The article analyzes the usage of variants of the discourse marker (ma) arvan (et) in different registers of Estonian. The use of this marker is compared in 15 text groups, which can be grouped into three registers: printed texts, online texts and spoken texts. The research material comes from the corpora available on Keeleveeb as well as corpora of spoken language and online conversations and contains a total of 2572 usage instances. We seek answers to three research questions:

         – does the frequency of the marker differ by text group and/or register?
         – how does the frequency of variants of the marker differ according to syntactic position in different text groups and/or registers?
         – are different variants of the marker associated with different text groups and/or registers?

Our analysis shows that there are four variants of the marker in use: ma arvan, ma arvan et, arvan, and arvan et, and registers and text groups differ in terms of the frequency of the marker, its typical position in the sentence, and its typical form.  Based on the usage of the marker (ma) arvan (et), texts can be divided into four groups.

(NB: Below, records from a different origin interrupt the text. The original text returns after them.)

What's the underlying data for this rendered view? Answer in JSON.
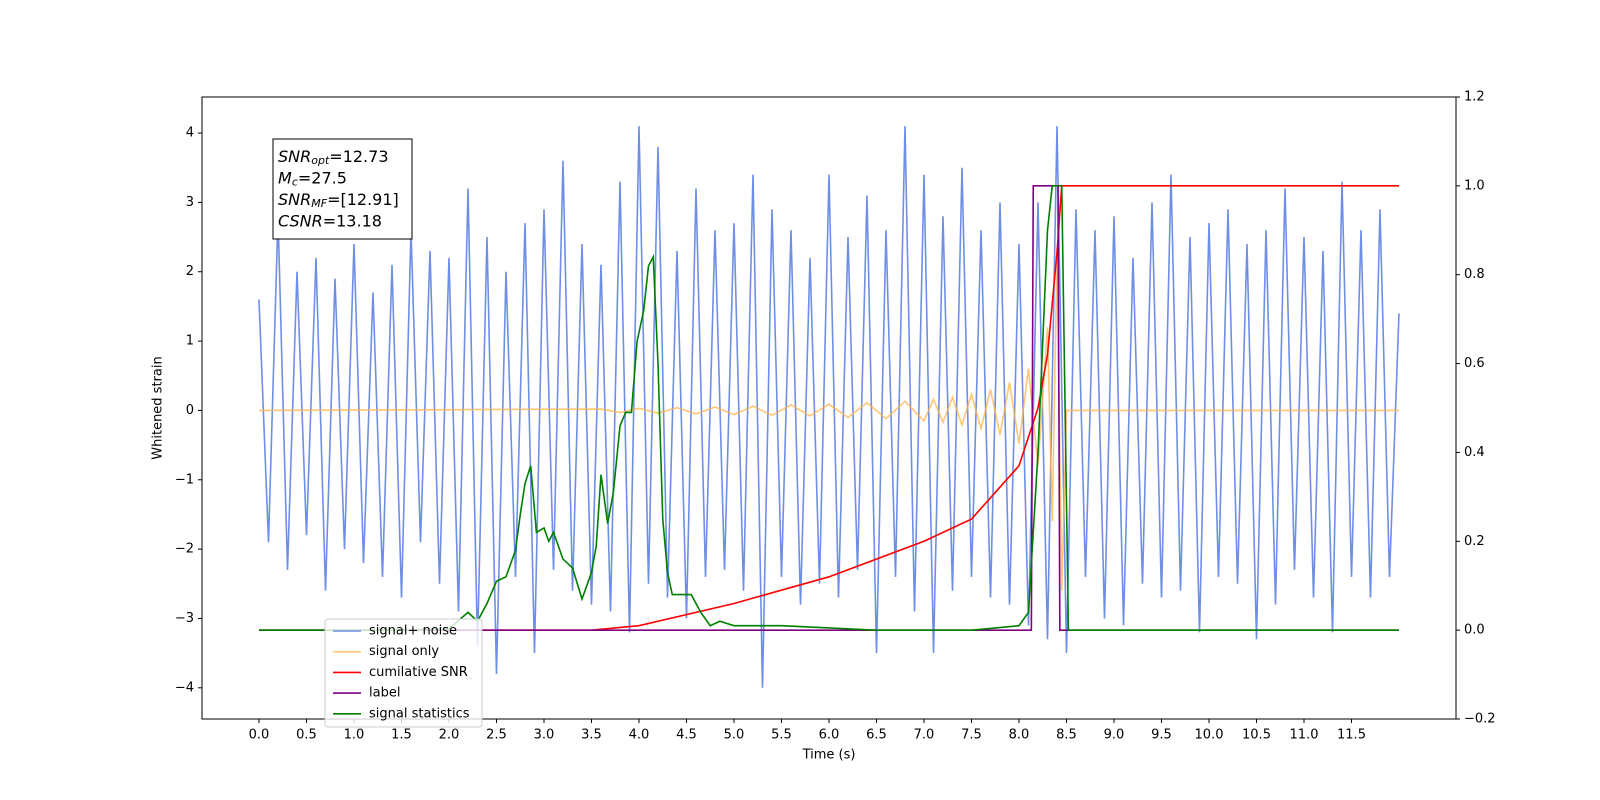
{
  "chart_data": {
    "type": "line",
    "xlabel": "Time (s)",
    "ylabel": "Whitened strain",
    "xlim": [
      -0.6,
      12.6
    ],
    "ylim": [
      -4.45,
      4.52
    ],
    "y2lim": [
      -0.2,
      1.2
    ],
    "xticks": [
      {
        "value": 0,
        "label": "0.0"
      },
      0.5,
      {
        "value": 1,
        "label": "1.0"
      },
      1.5,
      {
        "value": 2,
        "label": "2.0"
      },
      2.5,
      {
        "value": 3,
        "label": "3.0"
      },
      3.5,
      {
        "value": 4,
        "label": "4.0"
      },
      4.5,
      {
        "value": 5,
        "label": "5.0"
      },
      5.5,
      {
        "value": 6,
        "label": "6.0"
      },
      6.5,
      {
        "value": 7,
        "label": "7.0"
      },
      7.5,
      {
        "value": 8,
        "label": "8.0"
      },
      8.5,
      {
        "value": 9,
        "label": "9.0"
      },
      9.5,
      {
        "value": 10,
        "label": "10.0"
      },
      10.5,
      {
        "value": 11,
        "label": "11.0"
      },
      11.5
    ],
    "yticks": [
      {
        "value": -4,
        "label": "−4"
      },
      {
        "value": -3,
        "label": "−3"
      },
      {
        "value": -2,
        "label": "−2"
      },
      {
        "value": -1,
        "label": "−1"
      },
      0,
      1,
      2,
      3,
      4
    ],
    "y2ticks": [
      {
        "value": -0.2,
        "label": "−0.2"
      },
      {
        "value": 0,
        "label": "0.0"
      },
      0.2,
      0.4,
      0.6,
      0.8,
      {
        "value": 1,
        "label": "1.0"
      },
      1.2
    ],
    "legend": "lower left",
    "annotation": [
      {
        "base": "SNR",
        "sub": "opt",
        "text": "=12.73"
      },
      {
        "base": "M",
        "sub": "c",
        "text": "=27.5"
      },
      {
        "base": "SNR",
        "sub": "MF",
        "text": "=[12.91]"
      },
      {
        "base": "CSNR",
        "text": "=13.18"
      }
    ],
    "series": [
      {
        "name": "signal+ noise",
        "color": "#6f8ee6",
        "axis": "y",
        "x": [
          0,
          0.1,
          0.2,
          0.3,
          0.4,
          0.5,
          0.6,
          0.7,
          0.8,
          0.9,
          1,
          1.1,
          1.2,
          1.3,
          1.4,
          1.5,
          1.6,
          1.7,
          1.8,
          1.9,
          2,
          2.1,
          2.2,
          2.3,
          2.4,
          2.5,
          2.6,
          2.7,
          2.8,
          2.9,
          3,
          3.1,
          3.2,
          3.3,
          3.4,
          3.5,
          3.6,
          3.7,
          3.8,
          3.9,
          4,
          4.1,
          4.2,
          4.3,
          4.4,
          4.5,
          4.6,
          4.7,
          4.8,
          4.9,
          5,
          5.1,
          5.2,
          5.3,
          5.4,
          5.5,
          5.6,
          5.7,
          5.8,
          5.9,
          6,
          6.1,
          6.2,
          6.3,
          6.4,
          6.5,
          6.6,
          6.7,
          6.8,
          6.9,
          7,
          7.1,
          7.2,
          7.3,
          7.4,
          7.5,
          7.6,
          7.7,
          7.8,
          7.9,
          8,
          8.1,
          8.2,
          8.3,
          8.4,
          8.5,
          8.6,
          8.7,
          8.8,
          8.9,
          9,
          9.1,
          9.2,
          9.3,
          9.4,
          9.5,
          9.6,
          9.7,
          9.8,
          9.9,
          10,
          10.1,
          10.2,
          10.3,
          10.4,
          10.5,
          10.6,
          10.7,
          10.8,
          10.9,
          11,
          11.1,
          11.2,
          11.3,
          11.4,
          11.5,
          11.6,
          11.7,
          11.8,
          11.9,
          12
        ],
        "values": [
          1.6,
          -1.9,
          2.8,
          -2.3,
          2.0,
          -1.8,
          2.2,
          -2.6,
          1.9,
          -2.0,
          2.4,
          -2.2,
          1.7,
          -2.4,
          2.1,
          -2.7,
          2.6,
          -1.9,
          2.3,
          -2.5,
          2.2,
          -2.9,
          3.2,
          -3.4,
          2.5,
          -3.8,
          2.0,
          -2.4,
          2.7,
          -3.5,
          2.9,
          -2.3,
          3.6,
          -2.6,
          2.4,
          -2.8,
          2.1,
          -2.9,
          3.3,
          -3.2,
          4.1,
          -2.5,
          3.8,
          -2.7,
          2.3,
          -3.0,
          3.2,
          -2.4,
          2.6,
          -2.3,
          2.7,
          -2.6,
          3.4,
          -4.0,
          2.9,
          -2.4,
          2.6,
          -2.8,
          2.2,
          -2.5,
          3.4,
          -2.7,
          2.5,
          -2.3,
          3.1,
          -3.5,
          2.6,
          -2.4,
          4.1,
          -2.9,
          3.4,
          -3.5,
          2.8,
          -2.6,
          3.5,
          -2.4,
          2.6,
          -2.7,
          3.0,
          -2.8,
          2.4,
          -3.1,
          3.0,
          -3.3,
          4.1,
          -3.5,
          2.9,
          -2.4,
          2.6,
          -3.0,
          2.8,
          -3.1,
          2.2,
          -2.5,
          3.0,
          -2.7,
          3.4,
          -2.6,
          2.5,
          -3.2,
          2.7,
          -2.4,
          2.9,
          -2.5,
          2.4,
          -3.3,
          2.6,
          -2.8,
          3.2,
          -2.3,
          2.5,
          -2.7,
          2.3,
          -3.2,
          3.3,
          -2.4,
          2.6,
          -2.7,
          2.9,
          -2.4,
          1.4
        ]
      },
      {
        "name": "signal only",
        "color": "#ffb347",
        "axis": "y",
        "x": [
          0,
          3.6,
          3.8,
          4.0,
          4.2,
          4.4,
          4.6,
          4.8,
          5.0,
          5.2,
          5.4,
          5.6,
          5.8,
          6.0,
          6.2,
          6.4,
          6.6,
          6.8,
          7.0,
          7.1,
          7.2,
          7.3,
          7.4,
          7.5,
          7.6,
          7.7,
          7.8,
          7.9,
          8.0,
          8.1,
          8.2,
          8.3,
          8.35,
          8.4,
          8.45,
          8.5,
          12
        ],
        "values": [
          0,
          0.02,
          -0.03,
          0.03,
          -0.04,
          0.04,
          -0.05,
          0.05,
          -0.06,
          0.06,
          -0.07,
          0.08,
          -0.08,
          0.09,
          -0.1,
          0.11,
          -0.12,
          0.13,
          -0.15,
          0.16,
          -0.17,
          0.19,
          -0.21,
          0.23,
          -0.26,
          0.3,
          -0.35,
          0.4,
          -0.48,
          0.6,
          -0.8,
          1.2,
          -1.6,
          2.2,
          -2.6,
          0,
          0
        ]
      },
      {
        "name": "cumilative SNR",
        "color": "#ff0000",
        "axis": "y2",
        "x": [
          0,
          3.5,
          4.0,
          5.0,
          6.0,
          7.0,
          7.5,
          8.0,
          8.2,
          8.3,
          8.4,
          8.45,
          12
        ],
        "values": [
          0,
          0,
          0.01,
          0.06,
          0.12,
          0.2,
          0.25,
          0.37,
          0.5,
          0.62,
          0.85,
          1.0,
          1.0
        ]
      },
      {
        "name": "label",
        "color": "#800080",
        "axis": "y2",
        "x": [
          0,
          8.13,
          8.15,
          8.41,
          8.43,
          12
        ],
        "values": [
          0,
          0,
          1,
          1,
          0,
          0
        ]
      },
      {
        "name": "signal statistics",
        "color": "#008000",
        "axis": "y2",
        "x": [
          0,
          1.5,
          2.0,
          2.2,
          2.3,
          2.4,
          2.5,
          2.6,
          2.7,
          2.75,
          2.8,
          2.86,
          2.92,
          3.0,
          3.05,
          3.1,
          3.2,
          3.3,
          3.4,
          3.5,
          3.55,
          3.6,
          3.67,
          3.73,
          3.8,
          3.86,
          3.92,
          3.98,
          4.05,
          4.1,
          4.15,
          4.2,
          4.25,
          4.3,
          4.35,
          4.45,
          4.55,
          4.65,
          4.75,
          4.85,
          5.0,
          5.5,
          6.0,
          6.5,
          7.0,
          7.5,
          8.0,
          8.1,
          8.2,
          8.3,
          8.35,
          8.45,
          8.52,
          9,
          12
        ],
        "values": [
          0,
          0,
          0.003,
          0.04,
          0.02,
          0.06,
          0.11,
          0.12,
          0.18,
          0.26,
          0.33,
          0.37,
          0.22,
          0.23,
          0.2,
          0.22,
          0.16,
          0.14,
          0.07,
          0.13,
          0.19,
          0.35,
          0.24,
          0.31,
          0.46,
          0.49,
          0.49,
          0.65,
          0.72,
          0.82,
          0.84,
          0.6,
          0.25,
          0.13,
          0.08,
          0.08,
          0.08,
          0.04,
          0.01,
          0.02,
          0.01,
          0.01,
          0.005,
          0,
          0,
          0,
          0.01,
          0.04,
          0.4,
          0.9,
          1.0,
          1.0,
          0,
          0,
          0
        ]
      }
    ]
  }
}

On one end of the scale lies the spoken language register. The frequency of the marker is substantially higher in spoken language than in other groups, and almost exclusively variants including the pronoun ma are used. Moreover, variants without the conjunction et are more common in spoken language than elsewhere. It is common for the verb and et to be pronounced together, such that the marker is in itself a prosodic whole. The marker often appears non-sentence-initially and is almost always prosodically integrated with the rest of the sentence.
The other end of the scale is formed by non-fiction printed texts, i.e. journalism and (popular) science. These groups are characterized by the sentence-initial position of the marker, the high frequency of pro-drop variants (i.e. without the subject pronoun ma ‘I’), and variants in which the orthographic boundary before the word et (marked by a comma) has been preserved. Fiction texts represent a middle ground, and are distinguished from other printed texts by the structure of the marker; similarly to spoken language, fiction texts feature more use of ma and less use of et.
Online texts form a heterogeneous group with vague internal boundaries. One identifiable subgroup is spontaneous real-time online conversations, in which the marker appears very frequently (as in spoken language), but its usage is peculiar. Next to this group on the scale are chat rooms. Generally, these groups behave similarly to spoken language. On the other end of the scale are news groups, which are most similar to printed texts. Forum texts and comments form a heterogeneous intermediate range.
In summary, the differences in marker usage in different text groups are related to numerous factors, among which are spoken/written, processuality, dialogicity, spontaneity/editedness, the personal/impersonal nature of the interaction, and the influence of the rules of the standard language.